One of the most discernible symbols of Christmas is the Christmas tree — the festive name for the Balsam Fir, aka the Abies balsamea (L.) Miller plant. And while I'm sure we can all agree that a decorated evergreen is a Christian holiday staple, the actual history of the Christmas tree, as the Huffington Post points out, has multiple roots, and is a bit more complicated to pinpoint. The evergreen tree gets its name for being just that — forever green. In the winter, when the temperature drops and other trees lose their leaves, this tree remains vibrant. In ancient times, people even brought these lively trees into their homes thanks to a superstition that they have the power to keep away evil (they [likely] do not). Additionally, ancient civilizations and pagans brought greenery into their homes in the winter to symbolize life and health, as they believed their sun god suffered in the winter. Hence the winter solstice, a winter celebration categorized by harvest-fresh feasts and evergreen boughs around the home.

But the Christmas that we know, as brought forth by Christian traditions, began in the 16th century in Germany. And so the story goes: the 16th-century Protestant reformer Martin Luther had a festive epiphany as he walked past an evergreen on the way home from a Christmas sermon. Inspired by the way the stars in the sky twinkled between the tall branches, he decided to bring home a tree and decorate it with lit candles to evoke the same feeling and share it with his family.
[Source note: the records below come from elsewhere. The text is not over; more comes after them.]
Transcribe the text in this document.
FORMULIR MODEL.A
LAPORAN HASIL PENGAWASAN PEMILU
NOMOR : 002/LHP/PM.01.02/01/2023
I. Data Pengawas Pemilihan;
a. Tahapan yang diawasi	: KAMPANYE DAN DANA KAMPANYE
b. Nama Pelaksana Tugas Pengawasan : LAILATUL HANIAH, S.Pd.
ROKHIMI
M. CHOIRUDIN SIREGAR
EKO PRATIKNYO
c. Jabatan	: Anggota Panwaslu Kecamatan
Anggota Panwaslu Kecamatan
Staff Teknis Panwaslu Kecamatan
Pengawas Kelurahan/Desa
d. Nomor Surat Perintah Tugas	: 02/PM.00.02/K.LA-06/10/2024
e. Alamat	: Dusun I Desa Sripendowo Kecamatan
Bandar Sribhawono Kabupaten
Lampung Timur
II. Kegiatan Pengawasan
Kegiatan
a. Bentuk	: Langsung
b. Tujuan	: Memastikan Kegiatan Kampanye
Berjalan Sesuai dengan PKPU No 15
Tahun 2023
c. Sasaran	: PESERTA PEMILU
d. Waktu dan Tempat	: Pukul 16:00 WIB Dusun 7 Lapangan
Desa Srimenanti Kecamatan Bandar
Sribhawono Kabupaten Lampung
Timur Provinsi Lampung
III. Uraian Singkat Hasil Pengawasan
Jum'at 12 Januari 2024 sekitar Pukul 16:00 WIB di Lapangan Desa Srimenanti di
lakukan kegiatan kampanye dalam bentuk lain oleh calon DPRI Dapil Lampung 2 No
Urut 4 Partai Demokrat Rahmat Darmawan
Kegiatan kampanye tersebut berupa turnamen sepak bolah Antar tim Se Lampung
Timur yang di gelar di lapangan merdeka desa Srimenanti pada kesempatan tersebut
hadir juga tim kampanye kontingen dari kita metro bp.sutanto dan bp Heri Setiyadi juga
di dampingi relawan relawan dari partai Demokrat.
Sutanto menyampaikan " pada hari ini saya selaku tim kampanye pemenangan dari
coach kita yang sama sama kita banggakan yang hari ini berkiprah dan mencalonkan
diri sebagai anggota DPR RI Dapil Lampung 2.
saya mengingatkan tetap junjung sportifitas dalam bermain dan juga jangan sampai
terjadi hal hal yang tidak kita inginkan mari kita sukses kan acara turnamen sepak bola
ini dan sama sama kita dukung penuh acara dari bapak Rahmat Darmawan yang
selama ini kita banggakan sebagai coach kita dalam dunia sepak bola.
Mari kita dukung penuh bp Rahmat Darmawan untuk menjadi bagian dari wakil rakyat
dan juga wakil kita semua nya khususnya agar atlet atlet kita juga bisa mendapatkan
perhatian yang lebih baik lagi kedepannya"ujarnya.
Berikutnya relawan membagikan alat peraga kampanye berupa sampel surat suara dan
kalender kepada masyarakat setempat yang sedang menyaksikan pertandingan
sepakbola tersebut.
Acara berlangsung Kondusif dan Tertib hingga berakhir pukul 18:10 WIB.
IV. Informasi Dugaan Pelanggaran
By the 19th century, many Germans began to settle in Pennsylvania. With them, they brought their tradition of Christmas tree decoration. But, at that point, Americans had yet to embrace the practice, as they still saw it as a pagan tradition and did not identify with it due to their worship of Christianity. But, in 1846, when Queen Victoria embraced the concept of the Christmas tree and posed with her family in front of one, her influence spread like wildfire. By the 1890s, Christmas as we know it in present-day America had begun to materialize. Ornaments were not only permitted, but encouraged, Christmas tree farms flourished, and Americans began to adopt the tradition as their own.
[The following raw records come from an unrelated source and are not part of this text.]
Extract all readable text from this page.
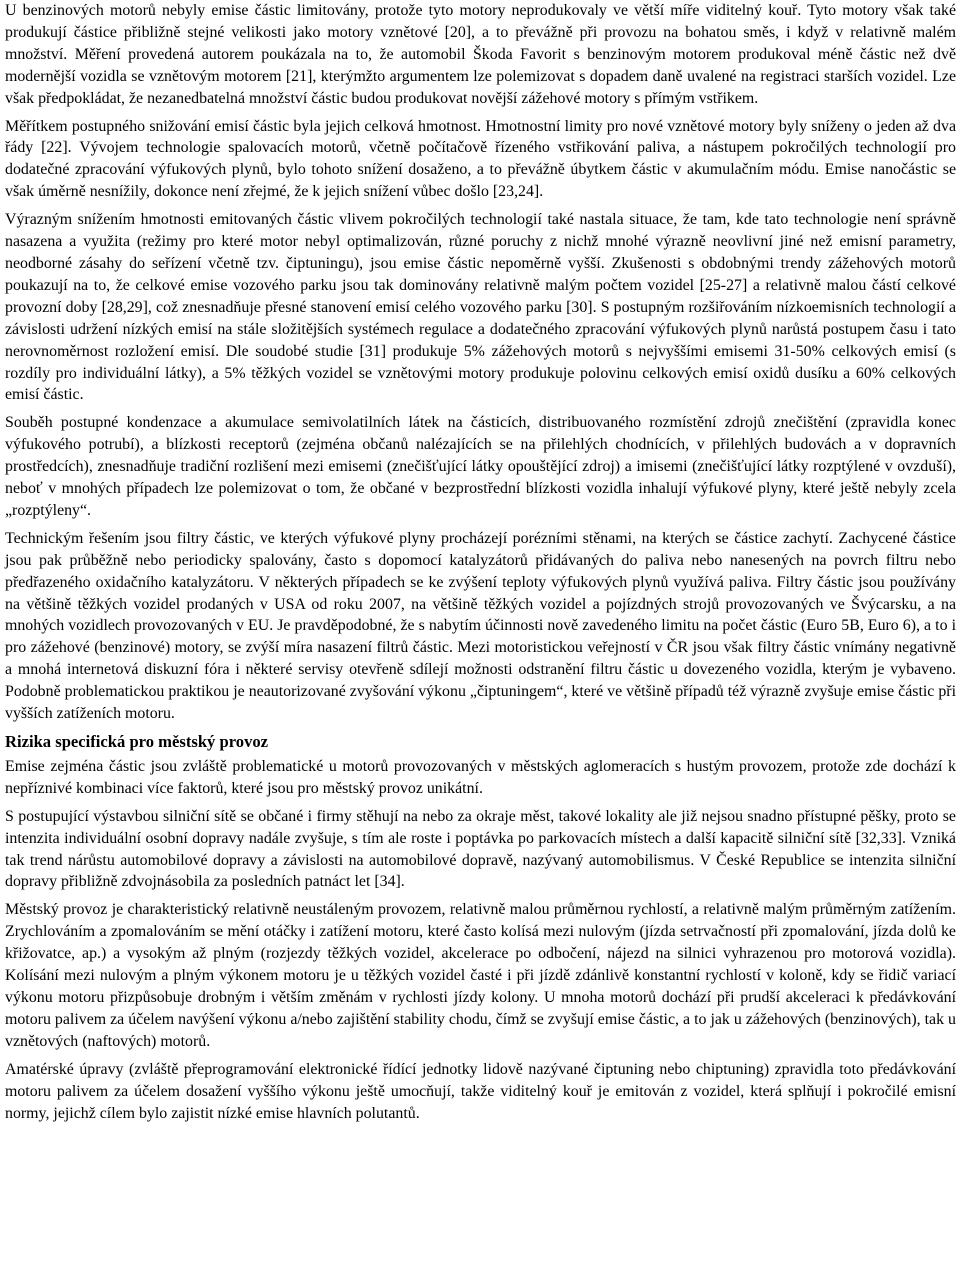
U benzinových motorů nebyly emise částic limitovány, protože tyto motory neprodukovaly ve větší míře viditelný kouř. Tyto motory však také produkují částice přibližně stejné velikosti jako motory vznětové [20], a to převážně při provozu na bohatou směs, i když v relativně malém množství. Měření provedená autorem poukázala na to, že automobil Škoda Favorit s benzinovým motorem produkoval méně částic než dvě modernější vozidla se vznětovým motorem [21], kterýmžto argumentem lze polemizovat s dopadem daně uvalené na registraci starších vozidel. Lze však předpokládat, že nezanedbatelná množství částic budou produkovat novější zážehové motory s přímým vstřikem.

Měřítkem postupného snižování emisí částic byla jejich celková hmotnost. Hmotnostní limity pro nové vznětové motory byly sníženy o jeden až dva řády [22]. Vývojem technologie spalovacích motorů, včetně počítačově řízeného vstřikování paliva, a nástupem pokročilých technologií pro dodatečné zpracování výfukových plynů, bylo tohoto snížení dosaženo, a to převážně úbytkem částic v akumulačním módu. Emise nanočástic se však úměrně nesnížily, dokonce není zřejmé, že k jejich snížení vůbec došlo [23,24].

Výrazným snížením hmotnosti emitovaných částic vlivem pokročilých technologií také nastala situace, že tam, kde tato technologie není správně nasazena a využita (režimy pro které motor nebyl optimalizován, různé poruchy z nichž mnohé výrazně neovlivní jiné než emisní parametry, neodborné zásahy do seřízení včetně tzv. čiptuningu), jsou emise částic nepoměrně vyšší. Zkušenosti s obdobnými trendy zážehových motorů poukazují na to, že celkové emise vozového parku jsou tak dominovány relativně malým počtem vozidel [25-27] a relativně malou částí celkové provozní doby [28,29], což znesnadňuje přesné stanovení emisí celého vozového parku [30]. S postupným rozšiřováním nízkoemisních technologií a závislosti udržení nízkých emisí na stále složitějších systémech regulace a dodatečného zpracování výfukových plynů narůstá postupem času i tato nerovnoměrnost rozložení emisí. Dle soudobé studie [31] produkuje 5% zážehových motorů s nejvyššími emisemi 31-50% celkových emisí (s rozdíly pro individuální látky), a 5% těžkých vozidel se vznětovými motory produkuje polovinu celkových emisí oxidů dusíku a 60% celkových emisí částic.

Souběh postupné kondenzace a akumulace semivolatilních látek na částicích, distribuovaného rozmístění zdrojů znečištění (zpravidla konec výfukového potrubí), a blízkosti receptorů (zejména občanů nalézajících se na přilehlých chodnících, v přilehlých budovách a v dopravních prostředcích), znesnadňuje tradiční rozlišení mezi emisemi (znečišťující látky opouštějící zdroj) a imisemi (znečišťující látky rozptýlené v ovzduší), neboť v mnohých případech lze polemizovat o tom, že občané v bezprostřední blízkosti vozidla inhalují výfukové plyny, které ještě nebyly zcela „rozptýleny“.

Technickým řešením jsou filtry částic, ve kterých výfukové plyny procházejí porézními stěnami, na kterých se částice zachytí. Zachycené částice jsou pak průběžně nebo periodicky spalovány, často s dopomocí katalyzátorů přidávaných do paliva nebo nanesených na povrch filtru nebo předřazeného oxidačního katalyzátoru. V některých případech se ke zvýšení teploty výfukových plynů využívá paliva. Filtry částic jsou používány na většině těžkých vozidel prodaných v USA od roku 2007, na většině těžkých vozidel a pojízdných strojů provozovaných ve Švýcarsku, a na mnohých vozidlech provozovaných v EU. Je pravděpodobné, že s nabytím účinnosti nově zavedeného limitu na počet částic (Euro 5B, Euro 6), a to i pro zážehové (benzinové) motory, se zvýší míra nasazení filtrů částic. Mezi motoristickou veřejností v ČR jsou však filtry částic vnímány negativně a mnohá internetová diskuzní fóra i některé servisy otevřeně sdílejí možnosti odstranění filtru částic u dovezeného vozidla, kterým je vybaveno. Podobně problematickou praktikou je neautorizované zvyšování výkonu „čiptuningem“, které ve většině případů též výrazně zvyšuje emise částic při vyšších zatíženích motoru.

Rizika specifická pro městský provoz

Emise zejména částic jsou zvláště problematické u motorů provozovaných v městských aglomeracích s hustým provozem, protože zde dochází k nepříznivé kombinaci více faktorů, které jsou pro městský provoz unikátní.

S postupující výstavbou silniční sítě se občané i firmy stěhují na nebo za okraje měst, takové lokality ale již nejsou snadno přístupné pěšky, proto se intenzita individuální osobní dopravy nadále zvyšuje, s tím ale roste i poptávka po parkovacích místech a další kapacitě silniční sítě [32,33]. Vzniká tak trend nárůstu automobilové dopravy a závislosti na automobilové dopravě, nazývaný automobilismus. V České Republice se intenzita silniční dopravy přibližně zdvojnásobila za posledních patnáct let [34].

Městský provoz je charakteristický relativně neustáleným provozem, relativně malou průměrnou rychlostí, a relativně malým průměrným zatížením. Zrychlováním a zpomalováním se mění otáčky i zatížení motoru, které často kolísá mezi nulovým (jízda setrvačností při zpomalování, jízda dolů ke křižovatce, ap.) a vysokým až plným (rozjezdy těžkých vozidel, akcelerace po odbočení, nájezd na silnici vyhrazenou pro motorová vozidla). Kolísání mezi nulovým a plným výkonem motoru je u těžkých vozidel časté i při jízdě zdánlivě konstantní rychlostí v koloně, kdy se řidič variací výkonu motoru přizpůsobuje drobným i větším změnám v rychlosti jízdy kolony. U mnoha motorů dochází při prudší akceleraci k předávkování motoru palivem za účelem navýšení výkonu a/nebo zajištění stability chodu, čímž se zvyšují emise částic, a to jak u zážehových (benzinových), tak u vznětových (naftových) motorů.

Amatérské úpravy (zvláště přeprogramování elektronické řídící jednotky lidově nazývané čiptuning nebo chiptuning) zpravidla toto předávkování motoru palivem za účelem dosažení vyššího výkonu ještě umocňují, takže viditelný kouř je emitován z vozidel, která splňují i pokročilé emisní normy, jejichž cílem bylo zajistit nízké emise hlavních polutantů.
While it took a long time for America to get on the Christmas tree train, the nation certainly makes up for its hesitations by going all out for the holiday. In present-day America, the Christmas tree has come more to represent unity, communal celebration, optimism for the year ahead, fondness for the year just past, and reminder to be grateful for one's fortunes. While, for some people, the Christmas tree is tied to a religious tradition, many people of all backgrounds have come to appreciate the delight a decorated tree inspires.